Fabrication of Collagen Gel Hollow Fibers by Covalent Cross-Linking for Construction of Bioengineering Renal Tubules.

Collagen, the most used natural biomacromolecule, has been extensively utilized to make scaffolds for cell cultures in tissue engineering, but has never been fabricated into the configuration of a hollow fiber (HF) for cell culture due to its poor mechanical properties. In this study, renal tubular cell-laden collagen hollow fiber (Col HF) was fabricated by dissolving sacrificial Ca-alginate cores from collagen shells strengthened by carbodiimide cross-linking. The inner/outer diameters of the Col HF were precisely controlled by the flow rates of core alginate/shell collagen solution in the microfluidic device. As found, the renal tubular cells self-assembled into renal tubules with diameters of 50-200 μm post to the culture in Col HF for 10 days.

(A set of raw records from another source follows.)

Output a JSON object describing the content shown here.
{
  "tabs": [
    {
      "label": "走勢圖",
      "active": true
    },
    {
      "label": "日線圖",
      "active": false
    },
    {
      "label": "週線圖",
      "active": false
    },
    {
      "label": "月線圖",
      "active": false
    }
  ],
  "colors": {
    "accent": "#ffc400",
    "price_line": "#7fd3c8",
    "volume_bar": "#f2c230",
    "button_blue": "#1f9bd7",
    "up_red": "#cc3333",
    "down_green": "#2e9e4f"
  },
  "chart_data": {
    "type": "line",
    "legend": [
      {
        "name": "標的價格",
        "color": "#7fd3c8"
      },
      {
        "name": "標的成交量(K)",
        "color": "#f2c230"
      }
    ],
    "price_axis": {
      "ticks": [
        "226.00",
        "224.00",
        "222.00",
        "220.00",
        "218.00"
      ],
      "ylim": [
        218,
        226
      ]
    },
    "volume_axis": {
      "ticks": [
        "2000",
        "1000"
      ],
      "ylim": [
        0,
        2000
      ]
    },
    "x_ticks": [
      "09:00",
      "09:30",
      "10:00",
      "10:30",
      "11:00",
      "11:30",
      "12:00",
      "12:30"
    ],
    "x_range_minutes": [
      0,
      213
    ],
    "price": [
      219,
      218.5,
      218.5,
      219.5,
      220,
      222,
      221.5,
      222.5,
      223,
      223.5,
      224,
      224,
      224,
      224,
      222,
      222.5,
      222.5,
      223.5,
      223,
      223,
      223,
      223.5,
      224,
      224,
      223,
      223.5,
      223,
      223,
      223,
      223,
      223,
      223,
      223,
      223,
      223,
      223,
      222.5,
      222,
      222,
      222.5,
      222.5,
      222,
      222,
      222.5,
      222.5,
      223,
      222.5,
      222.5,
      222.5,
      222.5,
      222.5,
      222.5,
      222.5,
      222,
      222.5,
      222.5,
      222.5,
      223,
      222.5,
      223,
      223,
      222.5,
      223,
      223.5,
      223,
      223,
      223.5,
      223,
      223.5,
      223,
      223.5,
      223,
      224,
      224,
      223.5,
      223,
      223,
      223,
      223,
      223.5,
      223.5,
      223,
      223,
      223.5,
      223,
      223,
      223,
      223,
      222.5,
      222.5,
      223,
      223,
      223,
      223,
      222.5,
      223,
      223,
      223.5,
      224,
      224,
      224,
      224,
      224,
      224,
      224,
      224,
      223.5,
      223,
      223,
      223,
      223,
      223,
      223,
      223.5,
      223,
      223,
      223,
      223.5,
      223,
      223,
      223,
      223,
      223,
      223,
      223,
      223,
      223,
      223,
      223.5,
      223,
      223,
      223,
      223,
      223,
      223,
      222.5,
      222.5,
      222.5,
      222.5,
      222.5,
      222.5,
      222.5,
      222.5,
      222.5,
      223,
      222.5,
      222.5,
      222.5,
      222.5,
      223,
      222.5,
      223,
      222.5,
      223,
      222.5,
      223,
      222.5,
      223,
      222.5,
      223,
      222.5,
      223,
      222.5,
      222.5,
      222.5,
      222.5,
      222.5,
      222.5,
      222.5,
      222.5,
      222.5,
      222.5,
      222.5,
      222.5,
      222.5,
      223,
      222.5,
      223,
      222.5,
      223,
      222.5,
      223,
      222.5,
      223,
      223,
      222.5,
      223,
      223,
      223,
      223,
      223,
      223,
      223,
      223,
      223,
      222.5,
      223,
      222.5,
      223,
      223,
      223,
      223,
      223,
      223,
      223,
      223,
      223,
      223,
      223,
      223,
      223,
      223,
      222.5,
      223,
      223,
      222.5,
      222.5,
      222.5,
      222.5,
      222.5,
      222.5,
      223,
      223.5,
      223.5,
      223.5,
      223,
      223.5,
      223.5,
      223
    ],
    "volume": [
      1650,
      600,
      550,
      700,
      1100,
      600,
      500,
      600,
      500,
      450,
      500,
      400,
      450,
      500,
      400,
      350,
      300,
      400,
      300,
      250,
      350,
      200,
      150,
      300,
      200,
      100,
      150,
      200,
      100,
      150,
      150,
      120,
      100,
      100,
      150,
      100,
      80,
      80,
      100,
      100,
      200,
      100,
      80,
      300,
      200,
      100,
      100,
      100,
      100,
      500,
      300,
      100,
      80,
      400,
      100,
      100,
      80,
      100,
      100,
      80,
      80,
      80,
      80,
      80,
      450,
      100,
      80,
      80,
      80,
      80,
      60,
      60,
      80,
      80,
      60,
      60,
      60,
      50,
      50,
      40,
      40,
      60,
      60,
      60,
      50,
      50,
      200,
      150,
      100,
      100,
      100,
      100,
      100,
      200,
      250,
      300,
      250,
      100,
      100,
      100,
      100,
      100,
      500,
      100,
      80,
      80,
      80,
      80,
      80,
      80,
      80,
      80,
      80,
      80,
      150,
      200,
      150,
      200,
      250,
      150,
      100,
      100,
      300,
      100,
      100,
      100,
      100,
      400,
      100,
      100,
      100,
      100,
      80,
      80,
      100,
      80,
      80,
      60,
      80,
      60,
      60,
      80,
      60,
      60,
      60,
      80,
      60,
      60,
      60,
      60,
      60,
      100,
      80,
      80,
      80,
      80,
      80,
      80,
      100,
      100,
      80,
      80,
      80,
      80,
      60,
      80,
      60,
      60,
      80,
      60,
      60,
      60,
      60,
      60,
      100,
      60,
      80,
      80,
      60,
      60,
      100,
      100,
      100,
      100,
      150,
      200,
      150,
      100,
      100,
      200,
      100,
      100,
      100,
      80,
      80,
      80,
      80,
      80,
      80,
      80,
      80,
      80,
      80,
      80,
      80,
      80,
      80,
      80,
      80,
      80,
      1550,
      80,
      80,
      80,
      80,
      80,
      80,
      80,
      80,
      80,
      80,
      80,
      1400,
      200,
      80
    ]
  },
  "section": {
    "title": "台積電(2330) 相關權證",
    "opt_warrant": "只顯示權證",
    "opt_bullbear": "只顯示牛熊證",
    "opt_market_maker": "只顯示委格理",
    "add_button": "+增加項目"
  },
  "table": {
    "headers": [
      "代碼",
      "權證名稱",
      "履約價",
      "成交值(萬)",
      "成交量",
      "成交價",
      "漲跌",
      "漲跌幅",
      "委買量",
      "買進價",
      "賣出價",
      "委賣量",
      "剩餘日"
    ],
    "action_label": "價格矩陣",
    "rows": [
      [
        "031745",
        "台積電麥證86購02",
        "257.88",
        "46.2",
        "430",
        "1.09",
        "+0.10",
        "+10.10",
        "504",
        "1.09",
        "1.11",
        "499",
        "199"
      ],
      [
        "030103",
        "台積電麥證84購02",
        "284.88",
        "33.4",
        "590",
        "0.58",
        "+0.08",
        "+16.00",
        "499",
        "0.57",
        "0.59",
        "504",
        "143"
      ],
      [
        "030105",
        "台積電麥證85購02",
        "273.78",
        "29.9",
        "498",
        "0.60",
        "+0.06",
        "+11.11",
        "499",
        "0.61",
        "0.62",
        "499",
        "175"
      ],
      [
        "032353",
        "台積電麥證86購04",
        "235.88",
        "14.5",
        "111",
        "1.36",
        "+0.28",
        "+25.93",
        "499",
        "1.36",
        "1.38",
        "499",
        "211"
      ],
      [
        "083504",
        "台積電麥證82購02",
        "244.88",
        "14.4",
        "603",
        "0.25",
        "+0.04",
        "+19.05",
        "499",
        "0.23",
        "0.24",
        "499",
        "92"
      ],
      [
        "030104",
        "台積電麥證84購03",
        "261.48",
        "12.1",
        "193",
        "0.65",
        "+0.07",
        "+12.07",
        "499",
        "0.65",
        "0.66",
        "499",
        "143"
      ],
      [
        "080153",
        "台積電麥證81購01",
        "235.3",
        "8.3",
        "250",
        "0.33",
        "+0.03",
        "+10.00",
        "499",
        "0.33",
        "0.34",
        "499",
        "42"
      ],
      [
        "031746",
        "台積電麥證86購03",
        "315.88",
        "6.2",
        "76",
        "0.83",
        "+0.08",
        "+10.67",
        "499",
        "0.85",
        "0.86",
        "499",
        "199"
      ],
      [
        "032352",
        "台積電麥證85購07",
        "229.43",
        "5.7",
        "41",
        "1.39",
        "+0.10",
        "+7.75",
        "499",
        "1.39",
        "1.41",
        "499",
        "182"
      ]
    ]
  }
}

According to the 3D reconstructed confocal images or HE staining, the renal cells appeared as a tight tubular monolayer on the Col HF inner surface, sustaining more 3D cell morphology than the cell layer on the 2D flat collagen gel surface. Moreover, compared with the cultures in either a Transwell or polymer HF membrane, the renal tubules in Col HF exhibited at least 1-fold higher activity on brush border enzymes of alkaline phosphatase and γ-glutamyltransferase, consistent with their gene expressions. The enhancement occurred similarly on multidrug resistance protein 2 and glucose uptake. Such bioengineered renal tubules in Col HF will present great potential as alternatives to synthetic HF in both clinical use and pharmaceutical investigation.